# ammo makers?



## ghostman (Dec 11, 2014)

So i'm going to invest in an AR15, so who makes good 223. What companies are really expensive and what companies make crappy ammo?


----------



## sargedog (Nov 12, 2012)

I shot a few hundred rounds of this before the ammo shortage it was $20 a box of 50. It has a different smell of powder when shot, but it seems to be a really clean ammo. I have been looking for it since and haven't found it since the original purchase. All the Wolf/Lake City I have shot was pretty dirty, I have heard that that ammo works better in the AK platform. If you get the chance try some of this if you can find it. Rifle 223 Rem 55gr Spire Point | HPR Ammunition


----------



## Diver (Nov 22, 2014)

I suggest you make sure your AR15 has a 5.56 barrel. That will allow you to shoot either 5.56 or .223 and give you more choices of ammo. If you have brand favorites for any other caliber, you'll probably be fine with those brands in .223 as well.

For 5.56 you'll see a lot of Lake City, which comes from ATK. It is the same stuff the military uses.


----------



## Smitty901 (Nov 16, 2012)

First your new AR is likely a 5.56 not a .223 there is a difference. .223 55gr will work in your AR but is not the best option you likely will want 5.56 62 gr.
Lake city is the most common good quality bulk ammo to buy. Lake city is sold under the Federal brand name also.
Latter today I will post a few web sights to keep an eye on and when the deal is right for you go for it.
Do not confuse .223 and 5.56 same round but different.

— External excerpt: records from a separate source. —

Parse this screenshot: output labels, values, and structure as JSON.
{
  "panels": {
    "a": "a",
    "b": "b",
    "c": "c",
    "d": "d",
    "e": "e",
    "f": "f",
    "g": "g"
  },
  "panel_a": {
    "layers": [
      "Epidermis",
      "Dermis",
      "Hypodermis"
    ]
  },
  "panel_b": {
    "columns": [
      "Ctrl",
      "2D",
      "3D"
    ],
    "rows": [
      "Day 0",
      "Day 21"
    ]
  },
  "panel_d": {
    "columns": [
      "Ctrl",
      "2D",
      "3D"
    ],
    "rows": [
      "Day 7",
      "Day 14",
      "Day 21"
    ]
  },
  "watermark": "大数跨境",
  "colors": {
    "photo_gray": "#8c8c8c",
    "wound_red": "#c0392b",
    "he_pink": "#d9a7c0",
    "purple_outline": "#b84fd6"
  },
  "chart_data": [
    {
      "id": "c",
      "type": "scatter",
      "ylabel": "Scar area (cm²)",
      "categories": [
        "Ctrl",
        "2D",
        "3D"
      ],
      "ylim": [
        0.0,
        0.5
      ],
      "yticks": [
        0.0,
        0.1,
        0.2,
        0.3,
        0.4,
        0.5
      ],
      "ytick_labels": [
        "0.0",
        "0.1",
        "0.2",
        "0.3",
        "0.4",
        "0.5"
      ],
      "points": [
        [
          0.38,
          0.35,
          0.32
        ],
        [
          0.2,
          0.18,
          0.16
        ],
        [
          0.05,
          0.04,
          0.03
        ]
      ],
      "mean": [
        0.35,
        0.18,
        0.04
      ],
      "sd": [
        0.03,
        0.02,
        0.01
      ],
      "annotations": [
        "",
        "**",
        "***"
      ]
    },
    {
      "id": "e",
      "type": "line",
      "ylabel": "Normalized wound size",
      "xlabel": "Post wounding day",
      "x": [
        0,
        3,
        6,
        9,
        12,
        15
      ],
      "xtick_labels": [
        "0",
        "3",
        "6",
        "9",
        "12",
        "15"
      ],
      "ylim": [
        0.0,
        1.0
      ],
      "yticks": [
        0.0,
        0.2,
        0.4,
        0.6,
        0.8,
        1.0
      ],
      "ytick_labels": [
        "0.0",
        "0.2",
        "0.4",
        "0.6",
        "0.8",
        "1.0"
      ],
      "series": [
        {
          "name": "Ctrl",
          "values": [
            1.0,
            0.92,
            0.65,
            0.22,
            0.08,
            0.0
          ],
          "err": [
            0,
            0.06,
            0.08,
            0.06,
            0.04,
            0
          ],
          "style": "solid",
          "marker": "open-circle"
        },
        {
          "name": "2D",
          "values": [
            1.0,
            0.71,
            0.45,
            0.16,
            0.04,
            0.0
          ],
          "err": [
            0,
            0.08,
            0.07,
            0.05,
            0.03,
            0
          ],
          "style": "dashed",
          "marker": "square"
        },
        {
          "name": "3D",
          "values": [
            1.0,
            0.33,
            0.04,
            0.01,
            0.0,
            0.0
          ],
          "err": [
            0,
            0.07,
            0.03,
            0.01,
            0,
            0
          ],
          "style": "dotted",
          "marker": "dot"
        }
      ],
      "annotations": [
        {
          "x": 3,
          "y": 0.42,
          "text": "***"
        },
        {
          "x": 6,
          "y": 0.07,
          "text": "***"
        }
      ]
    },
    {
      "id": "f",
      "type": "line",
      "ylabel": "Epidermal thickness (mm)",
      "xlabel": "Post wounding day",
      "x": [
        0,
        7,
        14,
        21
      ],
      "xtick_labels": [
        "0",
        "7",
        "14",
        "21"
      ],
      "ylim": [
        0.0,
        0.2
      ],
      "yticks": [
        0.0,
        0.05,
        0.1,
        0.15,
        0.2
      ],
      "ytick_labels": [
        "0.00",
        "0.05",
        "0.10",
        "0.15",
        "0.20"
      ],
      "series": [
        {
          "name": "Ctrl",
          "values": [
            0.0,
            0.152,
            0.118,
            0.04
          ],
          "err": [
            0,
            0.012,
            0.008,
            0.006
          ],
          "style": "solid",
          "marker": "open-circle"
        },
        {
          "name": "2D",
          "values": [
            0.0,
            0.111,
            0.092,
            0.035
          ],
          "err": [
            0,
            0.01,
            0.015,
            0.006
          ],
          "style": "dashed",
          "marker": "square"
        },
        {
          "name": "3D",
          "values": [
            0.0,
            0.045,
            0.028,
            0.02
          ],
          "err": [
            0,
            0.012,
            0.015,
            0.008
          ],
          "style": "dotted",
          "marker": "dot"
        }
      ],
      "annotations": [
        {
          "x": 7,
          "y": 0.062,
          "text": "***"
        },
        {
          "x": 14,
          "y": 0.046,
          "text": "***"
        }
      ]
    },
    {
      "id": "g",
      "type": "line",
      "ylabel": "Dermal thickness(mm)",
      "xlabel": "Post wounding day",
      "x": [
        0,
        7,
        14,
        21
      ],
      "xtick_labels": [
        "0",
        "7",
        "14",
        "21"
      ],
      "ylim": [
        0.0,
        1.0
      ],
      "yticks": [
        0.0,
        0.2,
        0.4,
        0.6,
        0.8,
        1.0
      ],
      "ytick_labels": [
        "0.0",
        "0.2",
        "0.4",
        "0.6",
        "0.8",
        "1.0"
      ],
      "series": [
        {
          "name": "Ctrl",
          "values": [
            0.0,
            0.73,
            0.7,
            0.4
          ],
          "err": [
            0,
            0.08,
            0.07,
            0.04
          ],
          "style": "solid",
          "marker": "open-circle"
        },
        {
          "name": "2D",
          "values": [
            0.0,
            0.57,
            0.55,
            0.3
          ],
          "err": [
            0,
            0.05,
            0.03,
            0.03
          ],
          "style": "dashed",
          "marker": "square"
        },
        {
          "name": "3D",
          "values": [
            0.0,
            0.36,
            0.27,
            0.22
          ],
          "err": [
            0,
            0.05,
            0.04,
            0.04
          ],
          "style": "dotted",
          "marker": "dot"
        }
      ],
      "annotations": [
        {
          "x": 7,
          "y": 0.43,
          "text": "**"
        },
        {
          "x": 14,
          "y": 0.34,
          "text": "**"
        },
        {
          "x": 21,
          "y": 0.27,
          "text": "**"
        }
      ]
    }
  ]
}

Sights to watch just a couple I am sure others will post more

http://www.freedommunitions.com/#&panel1-1

LAX Ammunition sales, handgun reloaded ammo, remanufactured ammunition


----------



## Boss Dog (Feb 8, 2013)

Most of these are either distributors or a network search to find the best deals. 
Prepare to lose yourself in the search!

GunBot 556 rifle ammo

Bulk Ammo

Cheap Ammo For Sale | In Stock Ammunition For Sale

Ammo To Go : Ammunition | Bulk and Cheap Ammo for Sale

Cheap Discount Ammunition for Sale Online - Pistol Ammo, Rifle, Shotgun Shells, Rimfire - Able Ammo

J&G Sales

In stock ammo, guns, magazines, and reloading supplies


----------



## Prepared One (Nov 5, 2014)

Thanks for the info guys. I have been looking forsome good sites for ammo.


----------



## Chipper (Dec 22, 2012)

Wouldn't know as I load my own.


----------



## whoppo (Nov 9, 2012)

Federal / Lake City 5.56 M855 62gr (XM855LC1 AC1)
Mil reliability and consistency, clean burning, American made.
A shiny new ammo can, 420 rounds on 10 round stripper clips with a mag-loading spoon is usually under $150 (plus a few bucks for shipping)
I grab a can or two every month and always have some on hand when range day rolls around 










Lake City 5.56 NATO 62 Grain XM855 FMJ on 10 Round Clips in Ammo Can of 420rds XM855LC1 AC1 - .223/5.56mm - Rifle Ammunition - Ammunition


----------